Re: [PATCH RFC] mm/swap: automatic tuning for swapin readahead

From: Konstantin Khlebnikov
Date: Tue Oct 02 2012 - 04:58:30 EST


Great job! I'm glad to see that you like my proof of concept patch.
I though that +/-10 logic can switch between border states smoothly.
But I have no strong experience in such kind of fuzzy-logic stuff,
so it's no surprise that my code fails in some cases.
(one note below about numbers)

Hugh Dickins wrote:
Shaohua, Konstantin,

Sorry that it takes me so long to to reply on these swapin readahead
bounding threads, but I had to try some things out before jumping in,
and only found time to experiment last week.
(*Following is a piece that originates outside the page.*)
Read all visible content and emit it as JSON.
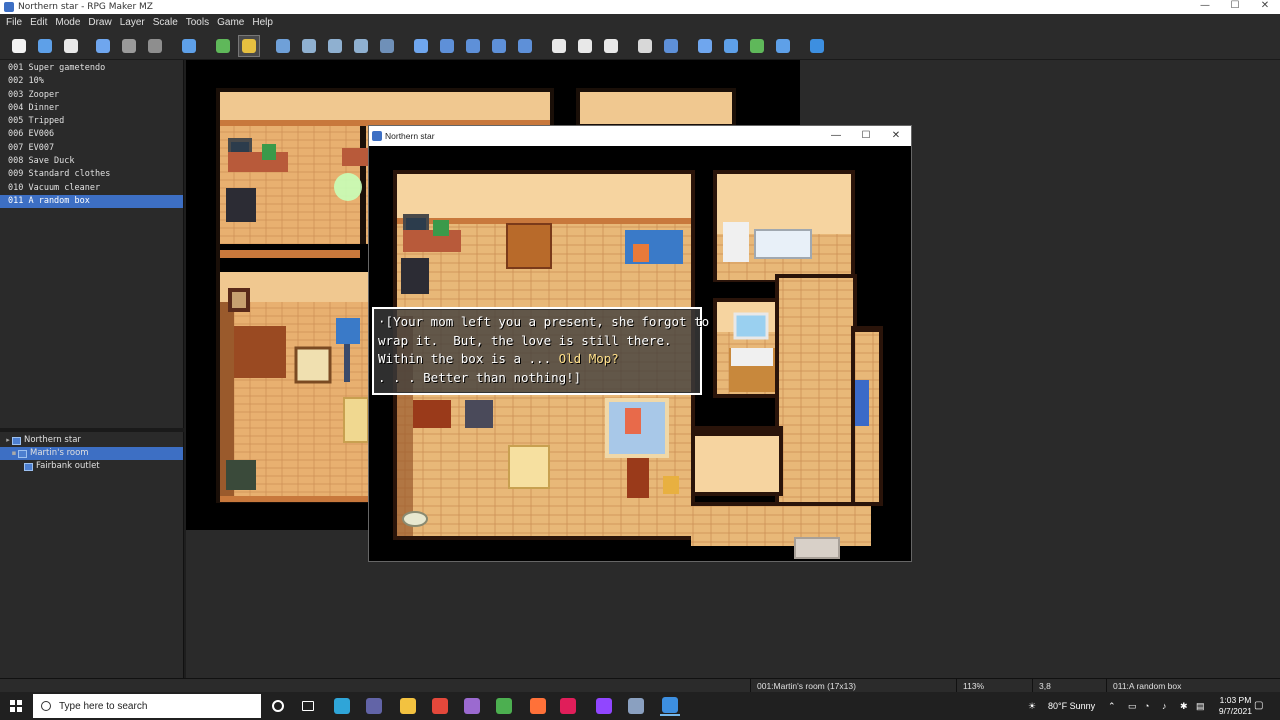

On Thu, 6 Sep 2012, Konstantin Khlebnikov wrote:
This patch adds simple tracker for swapin readahread effectiveness, and tunes
readahead cluster depending on it. It manage internal state [0..1024] and scales
readahead order between 0 and value from sysctl vm.page-cluster (3 by default).
Swapout and readahead misses decreases state, swapin and ra hits increases it:

Swapin +1 [page fault, shmem, etc... ]
Swapout -10
Readahead hit +10
Readahead miss -1 [removing from swapcache unused readahead page]

If system is under serious memory pressure swapin readahead is useless, because
pages in swap are highly fragmented and cache hit is mostly impossible. In this
case swapin only leads to unnecessary memory allocations. But readahead helps to
read all swapped pages back to memory if system recovers from memory pressure.

This patch inspired by patch from Shaohua Li
http://www.spinics.net/lists/linux-mm/msg41128.html
mine version uses system wide state rather than per-VMA counters.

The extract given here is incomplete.